Exactly what it will be remains something of a mystery – and I don’t really care. In Iceland I ended up with an Opel Corsa automatic, and the incredible roads more than made up for the lukewarm conveyance. I’m kind of hoping the same will happen again. To say I’m looking forward to it is an understatement. I’ve even gone as far as buying a road atlas of Slovenia.
Our trip centres on the small town of Bohinjska Bistrica, and we’re only there for four days. It’s only about 45 miles from the airport to the hotel, and we’re supposed to be spending our limited time hiking and enjoying the scenery. That really doesn’t leave a lot of time for driving. But Googling ‘Slovenia best road’ brings up a host of positive sounding results – one of them places the road into Bohinjska right at the top of a list of 24 great motorcycling roads of Slovenia.

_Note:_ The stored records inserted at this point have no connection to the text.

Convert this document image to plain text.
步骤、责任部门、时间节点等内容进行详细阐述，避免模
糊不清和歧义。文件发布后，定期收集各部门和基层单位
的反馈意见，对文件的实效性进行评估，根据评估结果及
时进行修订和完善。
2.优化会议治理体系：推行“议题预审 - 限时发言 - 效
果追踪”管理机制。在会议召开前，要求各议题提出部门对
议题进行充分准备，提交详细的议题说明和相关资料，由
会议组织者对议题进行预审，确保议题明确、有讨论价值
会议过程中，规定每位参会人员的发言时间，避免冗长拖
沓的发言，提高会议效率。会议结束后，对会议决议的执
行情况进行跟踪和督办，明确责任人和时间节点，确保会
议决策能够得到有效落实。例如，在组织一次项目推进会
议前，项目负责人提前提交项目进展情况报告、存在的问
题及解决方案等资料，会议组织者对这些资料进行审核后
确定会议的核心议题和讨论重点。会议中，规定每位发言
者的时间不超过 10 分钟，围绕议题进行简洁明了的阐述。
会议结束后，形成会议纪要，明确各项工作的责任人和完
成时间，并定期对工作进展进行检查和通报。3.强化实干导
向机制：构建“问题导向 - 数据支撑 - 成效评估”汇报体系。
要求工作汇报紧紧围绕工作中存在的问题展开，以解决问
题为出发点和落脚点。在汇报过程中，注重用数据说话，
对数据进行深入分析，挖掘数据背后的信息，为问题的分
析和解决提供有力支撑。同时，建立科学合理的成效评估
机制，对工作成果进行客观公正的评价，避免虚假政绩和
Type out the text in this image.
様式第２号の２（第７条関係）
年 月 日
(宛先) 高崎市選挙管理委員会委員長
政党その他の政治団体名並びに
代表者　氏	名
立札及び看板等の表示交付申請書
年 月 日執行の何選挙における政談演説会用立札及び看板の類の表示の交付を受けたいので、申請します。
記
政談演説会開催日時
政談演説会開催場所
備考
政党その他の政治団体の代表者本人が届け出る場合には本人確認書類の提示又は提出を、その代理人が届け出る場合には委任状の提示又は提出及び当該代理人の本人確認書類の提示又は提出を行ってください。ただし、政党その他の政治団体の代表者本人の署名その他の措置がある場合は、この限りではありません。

And then there are the mountain passes. I’ve done the Stelvio and the San Bernardino pass and they’re a bit special, but every image of Slovenian alpine asphalt I encounter looks like it was designed for the sole purpose of delivering driving pleasure.
I love looking at maps. I love exploring my destination before I get there, trying to imagine what I’m going to find. Yet, it seems redundant to look for what seems, on paper, to be the perfect stretch of blacktop. Far better just to gleefully accept what’s handed to us – there’s a good chance we’ll be pleasantly surprised.
With only four days at our disposal, we want to hit the ground running when we get there. We already have a book that outlines the best hiking routes in the Julian Alps, we have The Internet and the pictured Lonely Planet guide to Slovenia.
The latter has an amusing back story to it. We wanted a copy, and having had positive results from Amazon’s used book sales partners, we went for a copy of the 2nd most recent release – the 2013 printing – which was for sale for a few pence plus postage. We eagerly awaited its arrival and I heard the thunk of parcel-on-doormat one morning a few weeks after ordering. It was my wife, though, who noticed the book’s provenance.
It turned out to be an ex library book. But not from the UK – it was withdrawn from Tigard Public Library, Tigard, Washington County, OR. This means there’s the possibility that this book has been borrowed from a Library in Oregon, taken on a trip to Slovenia, then returned to the USA, withdrawn from use, sold, shipped to the UK and will now be taken back to Slovenia. In fact, I really hope this is the case.
So, I do it with maps. What do you do to prolong the anticipation of a driving trip?